Start with the surface that gives the most leverage for the least work, then move down:
- Publish a discovery file (llms.txt) and clean, semantic HTML with Schema.org structured data — the structural foundation everything else builds on.
- Serve markdown mirrors and support content negotiation so extractors get clean text instead of parsing your HTML.
- If your site offers a capability, expose a protocol manifest — an MCP server card or A2A agent card — so agents can call it, not just read it.
For the end-to-end walkthrough, see how to make your site AI-agent friendly and the complete guide to agent readability.
Frequently asked questions
- What is agent readability?
- Agent readability is how easily an AI agent — ChatGPT, Claude, Perplexity, Google Gemini, a coding assistant, or any MCP client — can discover, parse, and act on a website. It is the machine-facing counterpart to human accessibility: the same content, made reliably consumable by software rather than only by a person reading a rendered page.

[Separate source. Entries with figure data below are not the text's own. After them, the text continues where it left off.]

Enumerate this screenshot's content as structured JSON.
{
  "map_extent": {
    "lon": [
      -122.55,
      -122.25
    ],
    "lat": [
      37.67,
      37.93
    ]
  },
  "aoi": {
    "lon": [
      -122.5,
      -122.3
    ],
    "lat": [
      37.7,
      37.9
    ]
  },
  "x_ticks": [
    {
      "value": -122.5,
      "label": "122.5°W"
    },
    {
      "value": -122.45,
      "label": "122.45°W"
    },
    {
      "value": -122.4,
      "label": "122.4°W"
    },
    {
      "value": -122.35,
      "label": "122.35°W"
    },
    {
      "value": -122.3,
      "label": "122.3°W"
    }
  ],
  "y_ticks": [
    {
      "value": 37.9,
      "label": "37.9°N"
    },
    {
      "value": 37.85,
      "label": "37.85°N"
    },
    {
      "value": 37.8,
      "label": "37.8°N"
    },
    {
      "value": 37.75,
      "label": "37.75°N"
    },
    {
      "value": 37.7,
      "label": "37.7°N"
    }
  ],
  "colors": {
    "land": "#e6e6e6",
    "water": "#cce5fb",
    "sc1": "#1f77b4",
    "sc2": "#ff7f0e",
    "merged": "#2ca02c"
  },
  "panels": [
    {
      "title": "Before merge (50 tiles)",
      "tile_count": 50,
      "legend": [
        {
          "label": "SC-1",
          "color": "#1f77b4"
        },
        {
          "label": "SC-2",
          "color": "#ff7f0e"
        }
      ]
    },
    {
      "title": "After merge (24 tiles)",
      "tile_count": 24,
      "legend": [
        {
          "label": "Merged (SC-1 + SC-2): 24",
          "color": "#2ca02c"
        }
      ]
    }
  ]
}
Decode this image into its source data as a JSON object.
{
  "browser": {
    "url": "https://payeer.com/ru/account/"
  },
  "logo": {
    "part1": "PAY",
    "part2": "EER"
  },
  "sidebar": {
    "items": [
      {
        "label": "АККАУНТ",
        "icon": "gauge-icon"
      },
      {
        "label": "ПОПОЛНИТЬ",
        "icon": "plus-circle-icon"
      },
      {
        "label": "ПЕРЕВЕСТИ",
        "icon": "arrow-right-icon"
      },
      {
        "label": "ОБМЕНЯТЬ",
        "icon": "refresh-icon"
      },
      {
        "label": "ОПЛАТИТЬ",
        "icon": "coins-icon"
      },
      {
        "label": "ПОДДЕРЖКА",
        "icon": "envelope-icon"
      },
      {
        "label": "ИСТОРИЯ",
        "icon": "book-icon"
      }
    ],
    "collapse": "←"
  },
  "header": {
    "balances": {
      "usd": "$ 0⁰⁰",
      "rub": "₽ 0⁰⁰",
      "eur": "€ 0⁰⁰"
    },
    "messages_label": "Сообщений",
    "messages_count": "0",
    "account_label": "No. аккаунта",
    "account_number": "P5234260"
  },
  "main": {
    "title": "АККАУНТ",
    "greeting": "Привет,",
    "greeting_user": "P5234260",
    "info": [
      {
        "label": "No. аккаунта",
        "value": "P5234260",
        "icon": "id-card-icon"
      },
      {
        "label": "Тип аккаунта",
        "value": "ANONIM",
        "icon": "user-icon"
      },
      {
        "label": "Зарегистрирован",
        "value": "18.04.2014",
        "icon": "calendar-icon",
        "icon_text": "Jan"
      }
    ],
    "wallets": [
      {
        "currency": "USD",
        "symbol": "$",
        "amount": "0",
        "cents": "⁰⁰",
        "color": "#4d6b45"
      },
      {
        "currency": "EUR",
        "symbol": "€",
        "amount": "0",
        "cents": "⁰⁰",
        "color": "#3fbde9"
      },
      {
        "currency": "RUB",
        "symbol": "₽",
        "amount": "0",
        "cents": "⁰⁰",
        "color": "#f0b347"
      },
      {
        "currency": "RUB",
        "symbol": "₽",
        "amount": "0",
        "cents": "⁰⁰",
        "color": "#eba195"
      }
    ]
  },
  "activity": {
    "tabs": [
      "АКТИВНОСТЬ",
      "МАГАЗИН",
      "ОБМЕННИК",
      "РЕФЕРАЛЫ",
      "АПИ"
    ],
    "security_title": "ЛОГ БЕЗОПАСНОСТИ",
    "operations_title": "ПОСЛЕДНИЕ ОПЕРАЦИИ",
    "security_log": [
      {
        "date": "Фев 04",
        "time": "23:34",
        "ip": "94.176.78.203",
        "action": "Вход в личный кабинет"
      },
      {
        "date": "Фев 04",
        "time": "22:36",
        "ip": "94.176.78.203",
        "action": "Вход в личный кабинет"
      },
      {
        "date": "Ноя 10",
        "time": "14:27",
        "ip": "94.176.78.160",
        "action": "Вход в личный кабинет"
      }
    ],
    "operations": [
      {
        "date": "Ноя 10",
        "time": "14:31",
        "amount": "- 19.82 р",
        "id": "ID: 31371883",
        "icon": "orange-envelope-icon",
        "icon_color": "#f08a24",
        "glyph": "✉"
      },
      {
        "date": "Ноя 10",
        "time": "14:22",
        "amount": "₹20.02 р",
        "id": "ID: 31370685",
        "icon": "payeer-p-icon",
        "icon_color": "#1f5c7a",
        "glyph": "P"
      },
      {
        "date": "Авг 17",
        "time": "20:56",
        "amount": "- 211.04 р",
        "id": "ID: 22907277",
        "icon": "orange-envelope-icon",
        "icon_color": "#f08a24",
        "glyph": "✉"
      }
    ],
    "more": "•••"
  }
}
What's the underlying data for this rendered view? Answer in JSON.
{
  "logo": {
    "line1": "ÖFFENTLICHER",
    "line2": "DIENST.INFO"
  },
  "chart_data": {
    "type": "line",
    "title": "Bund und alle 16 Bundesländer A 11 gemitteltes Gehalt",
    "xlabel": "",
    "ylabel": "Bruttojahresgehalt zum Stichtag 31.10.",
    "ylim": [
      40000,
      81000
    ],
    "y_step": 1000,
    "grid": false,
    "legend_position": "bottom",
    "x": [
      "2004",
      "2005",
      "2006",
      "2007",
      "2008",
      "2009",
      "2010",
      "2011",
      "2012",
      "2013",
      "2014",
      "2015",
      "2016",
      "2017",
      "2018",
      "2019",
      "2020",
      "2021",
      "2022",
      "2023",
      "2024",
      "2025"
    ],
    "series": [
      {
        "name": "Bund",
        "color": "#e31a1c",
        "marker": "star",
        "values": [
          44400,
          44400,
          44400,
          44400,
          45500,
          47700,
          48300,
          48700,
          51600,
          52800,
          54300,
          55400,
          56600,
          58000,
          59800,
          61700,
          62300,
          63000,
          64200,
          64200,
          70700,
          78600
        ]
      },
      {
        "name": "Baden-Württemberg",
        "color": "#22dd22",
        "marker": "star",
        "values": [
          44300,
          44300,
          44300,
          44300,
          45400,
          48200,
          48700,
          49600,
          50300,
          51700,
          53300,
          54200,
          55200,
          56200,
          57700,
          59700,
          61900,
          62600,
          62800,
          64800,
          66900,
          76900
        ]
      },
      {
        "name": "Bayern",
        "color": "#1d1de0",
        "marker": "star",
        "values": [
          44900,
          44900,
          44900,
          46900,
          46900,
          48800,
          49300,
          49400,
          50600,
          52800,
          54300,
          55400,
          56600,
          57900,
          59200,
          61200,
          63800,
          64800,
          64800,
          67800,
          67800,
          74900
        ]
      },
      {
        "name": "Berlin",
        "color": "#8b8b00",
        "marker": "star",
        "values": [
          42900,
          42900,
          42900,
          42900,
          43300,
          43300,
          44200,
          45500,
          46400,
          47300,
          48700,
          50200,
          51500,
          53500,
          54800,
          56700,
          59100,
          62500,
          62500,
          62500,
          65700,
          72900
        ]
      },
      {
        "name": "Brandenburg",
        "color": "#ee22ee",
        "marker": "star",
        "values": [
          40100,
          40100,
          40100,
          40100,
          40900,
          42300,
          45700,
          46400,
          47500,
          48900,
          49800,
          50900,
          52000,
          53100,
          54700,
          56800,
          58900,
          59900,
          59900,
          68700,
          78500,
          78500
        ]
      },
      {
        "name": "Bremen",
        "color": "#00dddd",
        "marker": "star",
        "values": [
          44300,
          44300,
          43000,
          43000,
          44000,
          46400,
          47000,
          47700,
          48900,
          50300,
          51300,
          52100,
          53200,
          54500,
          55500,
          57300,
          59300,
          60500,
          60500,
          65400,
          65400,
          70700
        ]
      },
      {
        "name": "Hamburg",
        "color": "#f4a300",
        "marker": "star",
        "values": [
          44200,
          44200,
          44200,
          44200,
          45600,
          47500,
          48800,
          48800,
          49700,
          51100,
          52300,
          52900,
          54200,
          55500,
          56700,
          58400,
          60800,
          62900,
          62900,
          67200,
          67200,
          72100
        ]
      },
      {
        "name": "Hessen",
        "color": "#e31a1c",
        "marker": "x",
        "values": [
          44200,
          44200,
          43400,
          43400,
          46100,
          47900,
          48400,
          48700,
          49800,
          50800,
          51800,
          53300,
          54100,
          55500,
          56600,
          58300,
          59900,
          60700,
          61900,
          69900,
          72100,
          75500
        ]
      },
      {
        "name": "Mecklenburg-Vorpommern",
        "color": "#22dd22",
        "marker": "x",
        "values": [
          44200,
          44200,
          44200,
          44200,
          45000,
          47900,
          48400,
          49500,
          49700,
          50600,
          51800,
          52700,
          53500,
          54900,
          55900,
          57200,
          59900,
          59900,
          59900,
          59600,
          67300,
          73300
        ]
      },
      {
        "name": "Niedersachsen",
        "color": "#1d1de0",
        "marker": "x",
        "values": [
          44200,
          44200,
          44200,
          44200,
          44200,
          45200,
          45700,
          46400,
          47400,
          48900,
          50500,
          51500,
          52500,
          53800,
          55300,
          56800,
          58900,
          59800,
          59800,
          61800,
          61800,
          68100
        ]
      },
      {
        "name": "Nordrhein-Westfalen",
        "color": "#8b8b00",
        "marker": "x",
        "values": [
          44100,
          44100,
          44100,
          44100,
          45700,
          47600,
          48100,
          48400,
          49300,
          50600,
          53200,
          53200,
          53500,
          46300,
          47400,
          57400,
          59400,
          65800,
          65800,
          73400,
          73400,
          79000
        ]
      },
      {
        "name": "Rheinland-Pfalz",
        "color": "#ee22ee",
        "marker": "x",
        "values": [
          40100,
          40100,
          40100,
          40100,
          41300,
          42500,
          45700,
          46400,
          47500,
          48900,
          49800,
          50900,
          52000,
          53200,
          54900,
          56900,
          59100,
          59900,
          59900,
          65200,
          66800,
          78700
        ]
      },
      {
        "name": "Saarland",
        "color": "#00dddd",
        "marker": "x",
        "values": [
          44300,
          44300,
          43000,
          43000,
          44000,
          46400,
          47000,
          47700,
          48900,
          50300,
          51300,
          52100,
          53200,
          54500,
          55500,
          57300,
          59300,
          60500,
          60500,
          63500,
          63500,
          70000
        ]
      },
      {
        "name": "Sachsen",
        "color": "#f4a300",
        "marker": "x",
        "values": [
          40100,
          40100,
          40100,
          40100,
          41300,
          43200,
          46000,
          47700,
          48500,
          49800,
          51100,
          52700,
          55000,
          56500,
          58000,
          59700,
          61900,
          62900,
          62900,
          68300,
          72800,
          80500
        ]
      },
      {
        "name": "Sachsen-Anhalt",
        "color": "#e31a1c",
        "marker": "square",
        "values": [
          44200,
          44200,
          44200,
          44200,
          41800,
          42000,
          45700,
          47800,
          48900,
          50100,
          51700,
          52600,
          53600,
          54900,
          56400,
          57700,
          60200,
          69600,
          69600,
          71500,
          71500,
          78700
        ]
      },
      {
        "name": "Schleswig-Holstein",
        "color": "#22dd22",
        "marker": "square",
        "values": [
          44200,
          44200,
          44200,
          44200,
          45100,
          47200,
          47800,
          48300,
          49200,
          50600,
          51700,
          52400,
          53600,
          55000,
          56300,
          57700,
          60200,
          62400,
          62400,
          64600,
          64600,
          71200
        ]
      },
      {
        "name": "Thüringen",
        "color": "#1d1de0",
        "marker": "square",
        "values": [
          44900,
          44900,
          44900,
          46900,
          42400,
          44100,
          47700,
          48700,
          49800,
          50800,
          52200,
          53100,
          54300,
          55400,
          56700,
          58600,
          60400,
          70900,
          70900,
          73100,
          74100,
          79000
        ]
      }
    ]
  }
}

- Is agent readability the same as SEO?
- No. SEO optimizes how a page ranks in a list of links for a human to click. Agent readability optimizes whether an AI agent can extract a fact, cite it, or call your site as a tool — often with no human and no click involved. They overlap on fundamentals like clean HTML and structured data, but agent readability adds surfaces SEO ignores entirely: llms.txt, markdown mirrors, content negotiation, and protocol manifests such as MCP server cards and A2A agent cards.
- How is agent readability different from GEO or AEO?
- GEO (generative-engine optimization) and AEO (answer-engine optimization) are about getting your content cited inside an AI-generated answer. That is one outcome of being agent-readable, but agent readability is broader: it also covers agents that take actions — calling an API, completing a transaction, or reading a tool manifest — not just agents that quote you. GEO/AEO is the content-citation slice; agent readability is the whole machine-facing surface.
- How do I check my site's agent readability?
- Run a free agent-readability scan. Agent Ready fetches your site the way an agent would and grades it against 69 checks spanning the three surfaces — discovery files, structural signals, and protocol manifests — returning a 0–100 score with a plain-English fix for every issue.
- What makes a website agent-readable?
- Three things, in order of leverage: discovery files that tell agents where your content and rules live (llms.txt, robots.txt, sitemaps); structural signals that let them parse it without guessing (semantic headings, canonical links, Schema.org structured data, markdown mirrors); and protocol manifests that let them act on it (MCP server cards, A2A agent cards, agents.json, agent-permissions.json).